FIG. 2 is a block diagram for creating a target function for controlling a DC voltage.

FIG. 3 is a simulation diagram by a computer showing a state where an interconnection point current follows a target function.

FIG. 4 is a diagram showing a gate command.

FIG. 5 is a diagram showing changes in the interconnection point current, voltage, and DC voltage when the DC load power changes suddenly.

FIG. 6 is a configuration diagram showing an embodiment of an analog system.

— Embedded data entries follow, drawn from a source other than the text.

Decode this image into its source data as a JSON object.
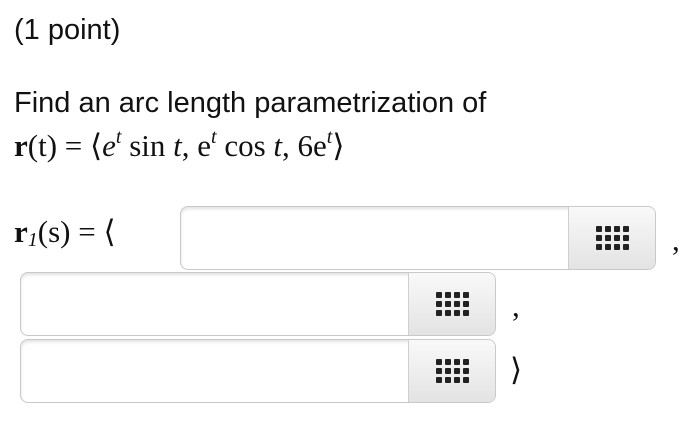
{
  "header": {
    "points": "(1 point)"
  },
  "problem": {
    "prompt": "Find an arc length parametrization of",
    "equation": {
      "lhs_bold": "r",
      "lhs_arg": "(t) = ⟨",
      "part1": "e",
      "sup_t1": "t",
      "part2": " sin ",
      "part2_var": "t",
      "part3": ", e",
      "sup_t2": "t",
      "part4": " cos ",
      "part4_var": "t",
      "part5": ", 6e",
      "sup_t3": "t",
      "close": "⟩"
    }
  },
  "answer": {
    "lhs_bold": "r",
    "lhs_sub": "1",
    "lhs_rest": "(s) = ⟨",
    "fields": [
      {
        "value": "",
        "placeholder": ""
      },
      {
        "value": "",
        "placeholder": ""
      },
      {
        "value": "",
        "placeholder": ""
      }
    ],
    "button_icon": "keypad-grid-icon",
    "separators": [
      ",",
      ",",
      "⟩"
    ]
  }
}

FIG. 7 is a diagram illustrating a conventional device using a mixing bridge.

[Explanation of symbols]

 Reference Signs List 1 pulse width modulator 2 pulse generator 61-64 comparator

Claims (5)

[Claims] In a single-phase rectifier circuit comprising a mixed bridge composed of two active elements and a smoothing capacitor, and a single-phase AC system interconnected with the mixed bridge, the single-phase rectifier circuit is provided at predetermined fixed sampling periods. An error function of the difference between the actual AC current and the target function is derived by detecting the actual AC current at the system point and comparing it with the target function based on the sine wave current, and at each sampling time, the error function of the target function obtained at the time is obtained. A constant sampling type current of a sine wave input single-phase rectifier circuit, wherein the switching mode of each main element of the mixing bridge is selected and operated after a predetermined control time based on each value of the value and the current error. control method. 2. A constant sampling type current control method for a sine wave input single-phase rectifier circuit according to claim 1, wherein the DC voltage source is a secondary battery, and when its size is V _D , V _D > *
_A constant sampling type current control method for a sine wave input single-phase rectifier circuit characterized by 2EA. Here, VD is the voltage value of the DC voltage source. E _A : RMS value of AC voltage on the grid side. *: Indicates the root symbol of the mathematical formula (the same applies hereinafter). 3. A constant sampling type current control method for a sine wave input single-phase rectifier circuit according to claim 1, wherein an inductance L _P , a sampling period T _S , and a control delay time T _C in the rectifier satisfy the following conditions. A constant sampling type current control method for a sine wave input single-phase rectifier circuit, characterized in that: (Equation 1) 4. A sine-wave input single-phase rectifier circuit according to claim 1, wherein the current command j (t) as a target function satisfies the following equation. Constant sampling type current control method of phase rectifier circuit. (Equation 2) 5. In a single-phase rectifier circuit comprising a mixed bridge composed of two active elements and a smoothing capacitor, and a single-phase AC system connected to the mixed bridge, an actual AC current at the connection point is detected. Target function j (t) by sinusoidal current
A first comparing means for deriving an error function Δ (t) of a difference between the actual AC current and the target function by comparing with the sign j (t) ≧ 0, j ( t) The second comparing means for determining <0, the error function Δ (t) from the first comparing means and the carrier wave from the carrier generating means are compared, and Δ (t) ≦ carrier wave and First output means for turning on the main element X of the mixing bridge when the target function j (t) ≧ 0 from the second comparison means; and an error function Δ (t) from the first comparison means and Comparing the carrier wave from the carrier generation means, and turning on the main element Y of the mixing bridge when the carrier wave is Δ (t) and the target function j (t) <0 from the second comparison means. A constant sampling type current control system for a sine wave input single-phase rectifier circuit, comprising: an output unit.